Familiares de Francisco José Flores, de 19 años,  quien resultó muerto por parapolicías y policías el pasado viernes durante un ataque en la Universidad Nacional Autónoma de Nicaragua, (UNAN-Managua), denunciaron que el régimen de Daniel Ortega continúa hostigando a su hijo después de muerto, ya que en los centros de salud no les quisieron dar el acta de defunción para poder enterrarlo. 

El cadáver de Flores no había podido ser velado por sus familiares, ya que no contaban con un certificado de defunción para hacer el trámite de su entierro en un cementerio de la capital.

Según sus familiares, por represalias en el centro de salud Roberto Dávila, ubicado detrás de la Catedral de Managua y en el puesto médico del barrio San Judas, les fue negado este documento. A causa de esto, tuvieron que llevar ayer el cuerpo de Flores al Instituto de Medicina Legal, para que les extendieran dicho certificado. En este lugar permanecieron por varias horas. 

Flores fue asesinado por un certero disparo en la cabeza. Su cuerpo fue trasladado de la iglesia Divina Misericordia, donde se refugiaron todas las personas atrincheradas en la UNAN-Managua, hacía el hospital Vivian Pellas.

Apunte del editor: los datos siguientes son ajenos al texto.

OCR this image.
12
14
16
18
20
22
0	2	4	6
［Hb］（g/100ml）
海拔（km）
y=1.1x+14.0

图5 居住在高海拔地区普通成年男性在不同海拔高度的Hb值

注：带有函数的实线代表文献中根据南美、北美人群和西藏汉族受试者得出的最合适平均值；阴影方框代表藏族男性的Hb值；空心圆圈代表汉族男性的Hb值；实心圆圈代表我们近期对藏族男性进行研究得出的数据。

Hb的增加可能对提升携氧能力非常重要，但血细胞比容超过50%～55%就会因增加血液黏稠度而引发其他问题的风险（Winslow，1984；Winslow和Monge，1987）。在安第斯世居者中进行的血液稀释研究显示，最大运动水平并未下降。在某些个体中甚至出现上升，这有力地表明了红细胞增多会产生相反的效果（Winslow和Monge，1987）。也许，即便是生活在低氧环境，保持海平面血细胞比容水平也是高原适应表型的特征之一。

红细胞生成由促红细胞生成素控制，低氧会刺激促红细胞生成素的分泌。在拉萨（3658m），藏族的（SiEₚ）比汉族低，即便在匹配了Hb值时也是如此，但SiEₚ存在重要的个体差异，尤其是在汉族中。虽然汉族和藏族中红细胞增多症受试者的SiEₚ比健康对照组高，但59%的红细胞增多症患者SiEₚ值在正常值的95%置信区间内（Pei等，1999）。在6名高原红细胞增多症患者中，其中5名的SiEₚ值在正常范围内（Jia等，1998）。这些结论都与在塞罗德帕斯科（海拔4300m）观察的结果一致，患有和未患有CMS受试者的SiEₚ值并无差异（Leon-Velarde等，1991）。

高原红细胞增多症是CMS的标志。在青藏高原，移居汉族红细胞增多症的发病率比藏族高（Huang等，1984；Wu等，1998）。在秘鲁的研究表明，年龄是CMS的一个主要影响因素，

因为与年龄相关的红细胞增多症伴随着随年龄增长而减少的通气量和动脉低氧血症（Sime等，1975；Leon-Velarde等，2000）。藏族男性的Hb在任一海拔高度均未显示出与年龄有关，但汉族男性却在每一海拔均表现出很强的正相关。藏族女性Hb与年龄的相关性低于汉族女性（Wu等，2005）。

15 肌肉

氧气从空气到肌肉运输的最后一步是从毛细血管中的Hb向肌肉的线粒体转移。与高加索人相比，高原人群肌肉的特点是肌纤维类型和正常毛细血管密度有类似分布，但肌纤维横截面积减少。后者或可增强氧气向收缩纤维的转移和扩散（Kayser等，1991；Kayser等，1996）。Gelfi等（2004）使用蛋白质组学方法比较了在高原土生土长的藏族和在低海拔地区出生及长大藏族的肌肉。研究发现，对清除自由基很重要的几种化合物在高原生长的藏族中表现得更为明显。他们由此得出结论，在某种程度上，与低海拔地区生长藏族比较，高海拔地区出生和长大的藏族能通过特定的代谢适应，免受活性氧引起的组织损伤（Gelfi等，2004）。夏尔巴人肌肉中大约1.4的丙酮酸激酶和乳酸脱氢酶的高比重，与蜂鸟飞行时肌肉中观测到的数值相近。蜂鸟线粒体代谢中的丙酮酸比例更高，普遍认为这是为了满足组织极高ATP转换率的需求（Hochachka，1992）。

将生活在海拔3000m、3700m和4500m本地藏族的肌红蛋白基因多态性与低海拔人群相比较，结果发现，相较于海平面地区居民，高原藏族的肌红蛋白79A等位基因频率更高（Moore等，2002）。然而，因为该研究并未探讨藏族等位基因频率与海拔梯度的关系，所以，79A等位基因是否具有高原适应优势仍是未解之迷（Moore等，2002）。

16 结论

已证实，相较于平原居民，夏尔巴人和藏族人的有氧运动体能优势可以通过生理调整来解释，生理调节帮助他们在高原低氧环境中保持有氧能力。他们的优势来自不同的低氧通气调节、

Ayer en Medicina Legal le practicaron una autopsia. Según sus familiares, los resultados finales señalan que Flores falleció “por una hemorragia masiva producto por un arma de fuego que perfora su cabeza y el cuello”. El calibre del arma no se conoce, ya que el proyectil entró y salió de la humanidad del joven. 

Flores estuvo desde mayo apoyando a los universitarios que se tomaron el recinto como medida de presión en contra de las autoridades, a la que acusaron de vender la autonomía universitaria. 

El mismo problema tuvieron los familiares del joven Gerald Vásquez, de 20 años, quien fue la segunda víctima mortal del ataque a la UNAN-Managua. No obstante, ellos también recibieron el documento que les permitirá enterrar a su familiar.